Kay grumbled quietly and went back to her files: on Williams and on his organization and on all the other players within it,
his top people and the many bottom-feeders subsisting beneath them. The silence dragged on. Outside, it had begun to rain.

“What about this guy: Ricky Thomas, two tiers down from Williams, not quite a lieutenant but he went to the same high school? And there's an outstanding warrant for failure to appear at his arraignment on local charges.”

“Thomas?” Special Agent Chapman looked up from his desk and shrugged. It was obvious to Kay that he had no idea who Ricky Thomas was, equally so that he didn't want to admit it. “What about him?”

“Why hasn't anyone gone and knocked on his door since Williams slipped into the wind?” Kay asked.

“Since he
slippe
d
?” Chapman said, drawing attention to Kay's moment of incompetence in hopes of covering up his own. “I guess we've been pretty busy since Williams
slipped
into the wind, Ivy.
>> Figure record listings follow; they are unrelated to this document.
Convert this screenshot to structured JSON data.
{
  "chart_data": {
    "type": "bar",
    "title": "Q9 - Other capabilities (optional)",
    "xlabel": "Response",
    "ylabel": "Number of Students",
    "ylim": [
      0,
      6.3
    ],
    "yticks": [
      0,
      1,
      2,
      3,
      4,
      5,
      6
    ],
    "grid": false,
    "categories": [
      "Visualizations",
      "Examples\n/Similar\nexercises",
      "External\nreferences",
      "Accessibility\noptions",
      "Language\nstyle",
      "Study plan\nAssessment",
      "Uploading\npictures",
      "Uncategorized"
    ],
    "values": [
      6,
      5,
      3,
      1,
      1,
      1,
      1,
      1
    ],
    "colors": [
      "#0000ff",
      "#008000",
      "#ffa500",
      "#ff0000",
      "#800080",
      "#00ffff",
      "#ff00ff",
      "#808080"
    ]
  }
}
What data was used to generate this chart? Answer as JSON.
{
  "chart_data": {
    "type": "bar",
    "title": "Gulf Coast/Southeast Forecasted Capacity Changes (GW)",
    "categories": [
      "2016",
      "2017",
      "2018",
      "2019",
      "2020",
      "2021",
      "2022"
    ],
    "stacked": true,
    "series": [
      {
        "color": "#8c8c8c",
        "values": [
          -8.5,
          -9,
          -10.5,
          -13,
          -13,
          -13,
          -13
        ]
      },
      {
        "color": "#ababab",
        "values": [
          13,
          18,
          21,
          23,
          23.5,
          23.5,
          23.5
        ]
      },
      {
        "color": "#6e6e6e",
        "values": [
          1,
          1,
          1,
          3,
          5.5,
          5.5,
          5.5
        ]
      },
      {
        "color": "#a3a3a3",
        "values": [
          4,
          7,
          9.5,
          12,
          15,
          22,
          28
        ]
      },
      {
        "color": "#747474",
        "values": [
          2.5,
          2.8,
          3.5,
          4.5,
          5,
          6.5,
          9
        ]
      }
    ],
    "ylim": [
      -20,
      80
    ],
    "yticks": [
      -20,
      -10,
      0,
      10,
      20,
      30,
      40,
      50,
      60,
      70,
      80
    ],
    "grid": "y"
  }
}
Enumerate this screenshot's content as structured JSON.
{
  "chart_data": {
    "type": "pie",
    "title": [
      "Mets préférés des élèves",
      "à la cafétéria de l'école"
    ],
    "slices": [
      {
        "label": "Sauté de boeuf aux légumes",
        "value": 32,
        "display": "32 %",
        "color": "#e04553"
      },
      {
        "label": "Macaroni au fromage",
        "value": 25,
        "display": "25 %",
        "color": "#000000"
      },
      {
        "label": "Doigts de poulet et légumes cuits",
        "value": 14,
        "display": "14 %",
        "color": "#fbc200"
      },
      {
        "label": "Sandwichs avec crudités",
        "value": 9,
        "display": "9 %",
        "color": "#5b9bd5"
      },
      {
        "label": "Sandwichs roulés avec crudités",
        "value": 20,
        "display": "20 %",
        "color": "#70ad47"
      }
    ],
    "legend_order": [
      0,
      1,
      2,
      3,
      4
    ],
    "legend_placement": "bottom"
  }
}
I guess we haven't had time to take a shot at every Baltimore corner boy with two vials of crack in his pocket.”

It was not the first insult Kay had ignored, and she very much doubted it would be the last. “I've got a few minutes,” she said simply, taking her service weapon out of her desk and slipping it into its holster. “Torres? You coming?”

“What the hell,” he said, standing and pulling on his coat. “But you're springing for a Reuben at Attman's on the way back.”